Stable Isotope Labeling in Bacteria Enables Characterization and Quantification of Frataxin Protein in a Friedreich’s Ataxia Zebrafish Model

Friedreich’s ataxia (FRDA) is a neurodegenerative and cardiodegenerative genetic disorder caused primarily by homozygous mutations in the FXN gene, resulting in decreased expression of human mature frataxin (hFXN-M) protein. To test potential new drugs, we developed mutant zebrafish with a deficiency in zebrafish FXN-M (zFXN-M) production by introducing targeted mutations in the z-fxn gene. To validate this model, it was necessary to characterize and quantify zFXN-M protein, but zFXN-M protein could not be detected by Western blot in zebrafish lysates. We developed an alternative strategy involving the use of a stable isotope-labeled internal standard coupled with analysis by high-sensitivity ultrahigh-performance liquid chromatography-multiple reaction monitoring-mass spectrometry (UHPLC-MRM/MS). The endogenous zFXN-M in an internal standard prepared using stable isotope labeling by amino acids in cell culture (SILAC) would have obscured low levels of zFXN-M. In contrast, stable isotope labeling in bacteria (SILIB) provided fully labeled [¹³C,¹⁵N]-zFXN-M with almost undetectable amounts of endogenous protein contamination.
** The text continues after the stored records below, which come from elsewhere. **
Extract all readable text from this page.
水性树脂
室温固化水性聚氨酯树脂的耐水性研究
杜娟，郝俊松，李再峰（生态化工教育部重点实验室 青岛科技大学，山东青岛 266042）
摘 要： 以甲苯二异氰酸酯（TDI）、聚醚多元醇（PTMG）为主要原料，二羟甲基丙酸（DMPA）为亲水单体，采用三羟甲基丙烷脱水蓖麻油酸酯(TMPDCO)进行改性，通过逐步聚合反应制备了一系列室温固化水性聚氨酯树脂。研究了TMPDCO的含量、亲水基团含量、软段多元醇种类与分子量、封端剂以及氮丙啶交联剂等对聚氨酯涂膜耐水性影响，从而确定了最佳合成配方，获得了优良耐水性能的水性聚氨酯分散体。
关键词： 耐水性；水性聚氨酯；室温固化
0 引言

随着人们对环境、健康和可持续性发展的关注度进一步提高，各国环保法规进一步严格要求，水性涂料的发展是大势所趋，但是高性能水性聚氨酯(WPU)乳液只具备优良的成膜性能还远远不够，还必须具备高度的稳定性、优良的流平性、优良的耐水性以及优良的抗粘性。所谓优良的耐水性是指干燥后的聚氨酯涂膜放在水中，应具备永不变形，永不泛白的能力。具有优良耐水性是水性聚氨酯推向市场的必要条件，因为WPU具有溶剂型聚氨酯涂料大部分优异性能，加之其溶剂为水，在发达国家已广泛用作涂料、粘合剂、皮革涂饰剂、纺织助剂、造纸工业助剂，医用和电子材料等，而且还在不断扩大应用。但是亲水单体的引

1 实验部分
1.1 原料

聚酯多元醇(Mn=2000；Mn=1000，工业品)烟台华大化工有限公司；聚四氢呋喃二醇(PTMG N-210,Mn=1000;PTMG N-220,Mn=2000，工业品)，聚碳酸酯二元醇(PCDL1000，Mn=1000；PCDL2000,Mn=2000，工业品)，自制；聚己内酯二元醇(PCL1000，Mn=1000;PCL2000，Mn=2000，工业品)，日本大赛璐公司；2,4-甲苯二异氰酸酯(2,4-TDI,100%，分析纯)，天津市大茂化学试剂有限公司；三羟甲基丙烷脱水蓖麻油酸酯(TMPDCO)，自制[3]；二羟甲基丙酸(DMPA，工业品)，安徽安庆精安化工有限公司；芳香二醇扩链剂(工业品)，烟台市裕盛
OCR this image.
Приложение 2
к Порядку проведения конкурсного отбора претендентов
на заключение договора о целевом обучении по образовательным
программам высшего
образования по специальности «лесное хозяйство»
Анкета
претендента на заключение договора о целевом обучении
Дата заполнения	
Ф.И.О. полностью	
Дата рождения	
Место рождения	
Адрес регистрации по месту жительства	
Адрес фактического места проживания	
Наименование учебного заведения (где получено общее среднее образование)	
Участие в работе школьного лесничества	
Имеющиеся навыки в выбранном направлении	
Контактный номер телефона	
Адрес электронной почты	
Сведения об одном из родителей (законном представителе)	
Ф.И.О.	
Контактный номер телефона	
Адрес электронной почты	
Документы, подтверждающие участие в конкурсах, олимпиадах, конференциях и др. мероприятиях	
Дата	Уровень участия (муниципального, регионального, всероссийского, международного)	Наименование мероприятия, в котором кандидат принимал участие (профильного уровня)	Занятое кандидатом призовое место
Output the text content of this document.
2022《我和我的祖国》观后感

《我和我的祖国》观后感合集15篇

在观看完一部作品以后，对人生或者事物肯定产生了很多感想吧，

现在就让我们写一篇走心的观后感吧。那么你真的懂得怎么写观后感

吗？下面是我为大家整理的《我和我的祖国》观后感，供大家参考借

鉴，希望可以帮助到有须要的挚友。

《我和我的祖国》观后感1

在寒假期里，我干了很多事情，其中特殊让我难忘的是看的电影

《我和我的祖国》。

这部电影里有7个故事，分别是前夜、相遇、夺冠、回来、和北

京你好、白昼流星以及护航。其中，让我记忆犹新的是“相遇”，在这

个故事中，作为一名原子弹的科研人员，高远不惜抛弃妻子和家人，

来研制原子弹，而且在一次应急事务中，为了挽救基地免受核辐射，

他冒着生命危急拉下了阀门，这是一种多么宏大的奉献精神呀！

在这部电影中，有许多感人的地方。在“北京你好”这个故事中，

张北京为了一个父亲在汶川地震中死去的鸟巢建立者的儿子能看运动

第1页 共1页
This facilitated characterization of amol levels of zFXN-M in zebrafish embryos (120.9 ± 20.1 amol/embryo) and its quantification in intact wild-type fish with levels of 2.26 ± 0.44 ng/mg protein or 145.2 ± 24.5 pg/mg tissue. Recovery of zFXN-M was <10% when the SILIB internal standard was added after isolation, when compared with before isolation. UHPLC-MRM/MS with a SILIB internal standard was the only way to validate zebrafish heterozygous for a knockout mutation in zFXN as a model for FRDA, illustrating its utility for the characterization and quantification of very low abundance tissue proteins.